The new rules, which will compel IFAs and wealth managers to disclose actual costs and charges (rather than anticipated ones), will introduce greater transparency for investors – but place unprecedented scrutiny on the value these institutions deliver to end investors.
Failure to properly comply, or communicate the ex-post fees to investors effectively before April 2019 could lead to intermediaries losing valuable business and put the long-term viability of asset managers’ favourite distribution channels into question
The need to work together
While there has already been discussion around whether fund managers are doing enough to provide necessary support to their intermediary counterparts, both groups are mutually dependent and must work together to ensure the communication around fees, costs and charges is done in a consistent and transparent manner.
This is important not only to ensure regulatory compliance, but also to limit the possible backlash from the end client on greater visibility on costs and charges.
How investors react to these figures is critical. This is the first time retail investors will have such a detailed breakdown of transaction costs.
Financial advisers and wealth managers will need to be prepared to clearly explain and justify these figures to customers if they are going to negate disruptions to their processes and even re-evaluate their choice of asset managers.
This will prove particularly important if the actual costs and charges incurred exceed the predicted figure, otherwise known as ex-ante.
At a time when technology continues to bring into question the value of some financial intermediaries or broking roles, wealth managers and IFAs must be prepared for end investors to ask difficult questions.
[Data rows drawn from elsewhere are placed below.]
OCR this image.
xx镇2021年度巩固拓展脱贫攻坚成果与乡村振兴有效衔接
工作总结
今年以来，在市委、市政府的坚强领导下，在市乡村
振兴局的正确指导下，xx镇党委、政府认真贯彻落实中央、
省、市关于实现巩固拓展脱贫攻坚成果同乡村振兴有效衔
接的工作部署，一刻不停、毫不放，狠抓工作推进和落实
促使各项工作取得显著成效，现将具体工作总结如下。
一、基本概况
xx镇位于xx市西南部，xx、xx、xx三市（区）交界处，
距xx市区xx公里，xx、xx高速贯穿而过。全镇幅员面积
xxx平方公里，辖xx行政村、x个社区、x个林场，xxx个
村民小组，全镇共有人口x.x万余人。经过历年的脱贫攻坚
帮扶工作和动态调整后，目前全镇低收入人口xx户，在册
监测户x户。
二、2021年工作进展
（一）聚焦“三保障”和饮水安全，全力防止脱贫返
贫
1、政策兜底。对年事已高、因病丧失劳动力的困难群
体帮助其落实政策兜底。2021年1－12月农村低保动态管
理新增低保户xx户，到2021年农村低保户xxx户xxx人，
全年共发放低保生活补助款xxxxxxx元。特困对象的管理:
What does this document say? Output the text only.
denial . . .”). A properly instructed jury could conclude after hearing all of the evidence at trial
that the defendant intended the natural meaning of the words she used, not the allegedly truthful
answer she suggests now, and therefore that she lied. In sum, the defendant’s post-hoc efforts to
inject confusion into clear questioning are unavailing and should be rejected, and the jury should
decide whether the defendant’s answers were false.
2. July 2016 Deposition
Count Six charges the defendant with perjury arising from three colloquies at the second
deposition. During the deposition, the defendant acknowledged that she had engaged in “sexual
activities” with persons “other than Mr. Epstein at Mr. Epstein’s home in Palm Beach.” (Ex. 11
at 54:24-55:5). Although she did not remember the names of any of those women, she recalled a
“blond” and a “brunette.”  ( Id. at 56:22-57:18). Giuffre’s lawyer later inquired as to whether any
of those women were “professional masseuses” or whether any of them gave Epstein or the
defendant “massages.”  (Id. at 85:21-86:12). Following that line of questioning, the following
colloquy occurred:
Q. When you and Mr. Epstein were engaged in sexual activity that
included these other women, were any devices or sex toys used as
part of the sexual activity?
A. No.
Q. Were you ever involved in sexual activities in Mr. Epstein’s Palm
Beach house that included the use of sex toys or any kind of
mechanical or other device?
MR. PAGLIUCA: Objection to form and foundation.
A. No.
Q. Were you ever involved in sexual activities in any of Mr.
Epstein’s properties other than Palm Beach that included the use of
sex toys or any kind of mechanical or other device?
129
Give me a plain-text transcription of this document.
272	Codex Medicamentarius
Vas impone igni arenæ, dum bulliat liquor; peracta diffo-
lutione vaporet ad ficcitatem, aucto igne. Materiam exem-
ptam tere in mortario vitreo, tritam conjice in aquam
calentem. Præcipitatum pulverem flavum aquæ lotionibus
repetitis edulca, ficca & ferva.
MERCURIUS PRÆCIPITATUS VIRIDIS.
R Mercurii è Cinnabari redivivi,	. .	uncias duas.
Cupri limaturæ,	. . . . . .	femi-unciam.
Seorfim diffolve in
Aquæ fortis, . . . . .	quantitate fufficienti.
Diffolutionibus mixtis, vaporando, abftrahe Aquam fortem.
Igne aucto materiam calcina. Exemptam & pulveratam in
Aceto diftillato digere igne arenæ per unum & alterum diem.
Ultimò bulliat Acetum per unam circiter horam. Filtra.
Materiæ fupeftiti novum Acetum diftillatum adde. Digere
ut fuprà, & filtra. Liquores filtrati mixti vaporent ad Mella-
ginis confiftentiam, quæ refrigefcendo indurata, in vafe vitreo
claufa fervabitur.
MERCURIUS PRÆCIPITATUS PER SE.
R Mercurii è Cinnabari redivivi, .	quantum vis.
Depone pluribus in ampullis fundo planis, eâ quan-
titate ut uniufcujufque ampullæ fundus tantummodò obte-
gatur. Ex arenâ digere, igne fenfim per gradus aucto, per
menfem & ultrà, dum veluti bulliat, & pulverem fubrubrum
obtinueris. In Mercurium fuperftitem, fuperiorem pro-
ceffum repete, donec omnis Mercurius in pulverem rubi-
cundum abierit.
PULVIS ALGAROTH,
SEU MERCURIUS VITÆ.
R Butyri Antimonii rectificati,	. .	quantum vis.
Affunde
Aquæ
For instance, these institutions will need to explain the breakdown in costs and why they have chosen certain asset managers in their investment portfolios. And rather than showing these items to retail clients in abstract methods such as basis points, this will now be displayed as a pound or euro amount, making it much easier for an investor to see how this hits their pocket.
But the challenge goes beyond one of effective communication.
The volume of data created since January 3 2018 that must soon be reported as ex-post is staggering.
Moreover, the complexity around consolidating this data for the end client is unprecedented for the sector. Portfolio allocations, top-up changes and policy amends all add to the complexity – making it critical for asset managers and intermediaries to take a proactive stance and not leave compliance until the eleventh hour.
Mind the data gap
Another issue with compliance is around data gaps – specifically in European Mifid templates used to communicate fundamental fund information and fees.
In order to tackle this issue, the industry is exploring ways to use estimates and other relevant information to plug the gaps, but the success of this method is undetermined.